Since the answer may be too large, return it modulo 10^9 + 7.

public int numWays(int steps, int arrLen)

就是从0开始 每次可以向左跳一步 或者向右跳一步 或则原地不动,但是不管怎么样跳 任何时候都不能跳出界。(边界范围是0~arrLen)
现在要求你只能跳steps步 求有多少种跳法使得我们跳完这steps步之后 还能回到0点。

光这个理解题意就废了老鼻子劲了。

但是一看这个题目就是DP

use int[][] dp
dp[i][j]: i —step, j–position,
so there will be three state transit:
dp[i-1][j]: stay
dp[i-1][j+1]: move right
dp[i-1][j-1]: move left

dp[i][j] represents for the number of ways that we using i step and stopped at the position of j
dp[i][j] = dp[i-1][j] + dp[i-1][j -1] + dp[i-1][j + 1]
so we want the state from dp[0][0] to dp[step][0]

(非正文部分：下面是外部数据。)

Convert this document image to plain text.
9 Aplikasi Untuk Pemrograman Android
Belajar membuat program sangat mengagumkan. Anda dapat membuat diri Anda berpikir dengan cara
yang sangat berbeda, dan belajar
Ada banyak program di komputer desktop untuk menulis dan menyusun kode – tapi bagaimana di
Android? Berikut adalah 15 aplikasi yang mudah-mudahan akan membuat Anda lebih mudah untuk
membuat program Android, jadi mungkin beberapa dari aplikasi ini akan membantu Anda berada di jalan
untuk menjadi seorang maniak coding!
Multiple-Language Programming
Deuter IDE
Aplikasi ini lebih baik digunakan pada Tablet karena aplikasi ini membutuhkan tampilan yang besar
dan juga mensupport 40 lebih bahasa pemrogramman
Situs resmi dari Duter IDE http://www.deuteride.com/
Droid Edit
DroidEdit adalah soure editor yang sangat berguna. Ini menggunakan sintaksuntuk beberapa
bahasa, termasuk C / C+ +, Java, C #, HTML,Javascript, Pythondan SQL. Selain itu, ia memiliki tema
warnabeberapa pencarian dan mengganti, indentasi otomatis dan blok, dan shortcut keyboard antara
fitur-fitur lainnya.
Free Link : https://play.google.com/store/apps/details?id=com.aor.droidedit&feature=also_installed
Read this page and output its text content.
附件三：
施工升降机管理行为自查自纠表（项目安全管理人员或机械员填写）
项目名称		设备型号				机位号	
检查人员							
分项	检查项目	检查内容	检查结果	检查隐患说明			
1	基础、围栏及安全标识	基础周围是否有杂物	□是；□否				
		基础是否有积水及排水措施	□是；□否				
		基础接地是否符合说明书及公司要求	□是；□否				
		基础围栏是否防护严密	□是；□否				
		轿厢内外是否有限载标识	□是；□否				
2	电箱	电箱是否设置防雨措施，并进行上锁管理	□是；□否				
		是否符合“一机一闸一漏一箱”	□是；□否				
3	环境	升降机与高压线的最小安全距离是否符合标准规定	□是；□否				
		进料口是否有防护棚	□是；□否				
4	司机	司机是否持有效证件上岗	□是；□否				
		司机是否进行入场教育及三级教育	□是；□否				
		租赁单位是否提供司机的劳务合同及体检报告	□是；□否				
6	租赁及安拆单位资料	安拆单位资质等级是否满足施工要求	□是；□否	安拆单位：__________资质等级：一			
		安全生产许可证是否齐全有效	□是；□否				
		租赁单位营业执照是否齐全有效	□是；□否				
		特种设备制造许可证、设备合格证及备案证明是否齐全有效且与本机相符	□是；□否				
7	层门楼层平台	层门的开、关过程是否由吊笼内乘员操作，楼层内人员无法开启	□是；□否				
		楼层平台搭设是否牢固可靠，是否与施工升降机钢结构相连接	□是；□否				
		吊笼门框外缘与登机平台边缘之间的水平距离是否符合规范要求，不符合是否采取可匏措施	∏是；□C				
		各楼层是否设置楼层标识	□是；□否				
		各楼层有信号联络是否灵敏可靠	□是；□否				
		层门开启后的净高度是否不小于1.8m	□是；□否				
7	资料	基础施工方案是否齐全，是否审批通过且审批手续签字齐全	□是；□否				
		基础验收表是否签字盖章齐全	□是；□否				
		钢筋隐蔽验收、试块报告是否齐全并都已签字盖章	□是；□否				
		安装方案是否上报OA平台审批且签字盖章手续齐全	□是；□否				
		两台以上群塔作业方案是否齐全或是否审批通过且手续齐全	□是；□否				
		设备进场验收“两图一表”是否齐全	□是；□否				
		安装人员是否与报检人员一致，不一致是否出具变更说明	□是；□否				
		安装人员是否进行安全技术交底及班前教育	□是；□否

and there is another thing that we need to pay attention to:
Notice that we can only go right as far as many steps we have. For example, for 500 steps, we can only go as far as the position 500th, doesn’t matter if the arrLen is 99999999. So we use this to avoid memory/time limit. min(steps/2+1,arrLen) – because we still needs to return to the position of 0

class Solution {
    public int numWays(int steps, int arrLen) {
        int maxPosition = Math.min(steps/2+1, arrLen);
        
        long[][] dp = new long[steps + 1][maxPosition+1];
        
        dp[1][0] = 1; //stay
        dp[1][1] = 1; //move to psoition of 1 and only takes 1 step: there is only one way to do it
        
        for (int i = 2; i <= steps; i++) {
            for (int j = 0; j < maxPosition; j++) {
                dp[i][j] = (dp[i-1][j] + dp[i-1][j+1] + (j>0? dp[i-1][j-1]: 0)) % 1000000007; //why even if we define dp as long long, we still got to mod 10^9 + 7
            }
        }
        return (int)(dp[steps][0] % 1000000007);
    }
}